Crucialement, l'étude suggère que ces échantillons écrits par des humains sont un substitut viable aux échantillons générés par l'IA. Même si les humains ont écrit les mensonges, la « saveur » des erreurs était statistiquement similaire aux erreurs commises par les modèles d'IA. Lorsque les chercheurs ont testé leurs détecteurs d'hallucinations sur les données écrites par des humains, les résultats étaient très similaires à ceux obtenus en testant sur les données de l'IA. Cela suggère que nous n'avons plus besoin de compter sur un modèle d'IA spécifique pour créer nos tests.

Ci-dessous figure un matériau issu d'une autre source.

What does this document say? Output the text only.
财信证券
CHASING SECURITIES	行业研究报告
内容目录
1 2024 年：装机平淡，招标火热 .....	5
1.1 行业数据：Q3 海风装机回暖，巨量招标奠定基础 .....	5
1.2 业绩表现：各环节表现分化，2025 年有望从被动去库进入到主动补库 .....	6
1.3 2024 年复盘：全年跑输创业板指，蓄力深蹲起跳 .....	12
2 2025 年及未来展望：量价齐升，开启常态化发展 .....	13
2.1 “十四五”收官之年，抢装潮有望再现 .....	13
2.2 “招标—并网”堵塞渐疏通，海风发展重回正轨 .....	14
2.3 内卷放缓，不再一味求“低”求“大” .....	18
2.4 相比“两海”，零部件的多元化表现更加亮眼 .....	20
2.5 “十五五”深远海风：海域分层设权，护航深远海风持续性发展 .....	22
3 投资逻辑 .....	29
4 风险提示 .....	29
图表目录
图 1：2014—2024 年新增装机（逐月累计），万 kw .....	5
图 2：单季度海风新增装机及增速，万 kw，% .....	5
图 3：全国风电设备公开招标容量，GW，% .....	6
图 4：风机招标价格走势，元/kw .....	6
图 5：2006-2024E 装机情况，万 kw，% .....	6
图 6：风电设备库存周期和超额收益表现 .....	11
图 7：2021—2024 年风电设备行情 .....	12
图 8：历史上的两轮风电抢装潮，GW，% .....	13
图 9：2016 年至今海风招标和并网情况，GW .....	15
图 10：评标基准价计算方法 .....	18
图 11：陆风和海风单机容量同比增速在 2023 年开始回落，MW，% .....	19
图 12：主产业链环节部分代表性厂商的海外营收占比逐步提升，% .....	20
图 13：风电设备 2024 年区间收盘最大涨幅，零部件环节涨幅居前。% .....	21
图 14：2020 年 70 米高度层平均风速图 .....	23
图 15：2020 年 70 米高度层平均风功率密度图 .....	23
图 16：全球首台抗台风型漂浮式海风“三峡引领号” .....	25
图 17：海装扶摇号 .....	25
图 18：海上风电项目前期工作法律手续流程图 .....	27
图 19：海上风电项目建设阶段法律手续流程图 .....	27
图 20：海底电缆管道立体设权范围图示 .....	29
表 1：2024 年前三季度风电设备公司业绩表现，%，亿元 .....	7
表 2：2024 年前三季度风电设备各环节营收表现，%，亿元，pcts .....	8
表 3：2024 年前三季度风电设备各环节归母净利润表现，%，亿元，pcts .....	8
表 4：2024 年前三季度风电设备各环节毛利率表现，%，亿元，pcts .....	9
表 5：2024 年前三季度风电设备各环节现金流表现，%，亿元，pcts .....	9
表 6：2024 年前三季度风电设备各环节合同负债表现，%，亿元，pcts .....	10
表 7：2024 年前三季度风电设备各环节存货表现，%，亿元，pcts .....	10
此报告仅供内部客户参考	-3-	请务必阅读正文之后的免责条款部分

L'article soutient que l'utilisation d'échantillons écrits par des humains est une décision intelligente car elle rend les tests plus stables. Puisque les humains ne changent pas leur style d'écriture tous les quelques mois comme les modèles d'IA, ces tests ne deviendront pas obsolètes aussi rapidement. C'est comme passer du test des freins d'une voiture sur une piste qui change chaque semaine à un test sur une route qui reste la même. Les chercheurs ont découvert que, bien que les échantillons écrits par des humains soient légèrement différents en style de ceux des échantillons d'IA, cette différence n'est pas plus grande que les différences naturelles que l'on observe entre différents modèles d'IA eux-mêmes.

En résumé, l'article suggère que nous pouvons faire confiance aux exemples créés par l'homme pour nous aider à construire de meilleurs détecteurs de mensonges de l'IA. C'est un moyen de s'assurer que nous testons la capacité de l'IA à dire la vérité, plutôt que de simplement tester sa capacité à déjouer un test spécifique et obsolète. Bien que l'étude ne prétende pas qu'il s'agit de la solution parfaite et finale, les preuves pointent fortement vers le fait que les données écrites par l'homme constituent un outil fiable et durable pour maintenir l'honnêteté de nos bibliothécaires IA.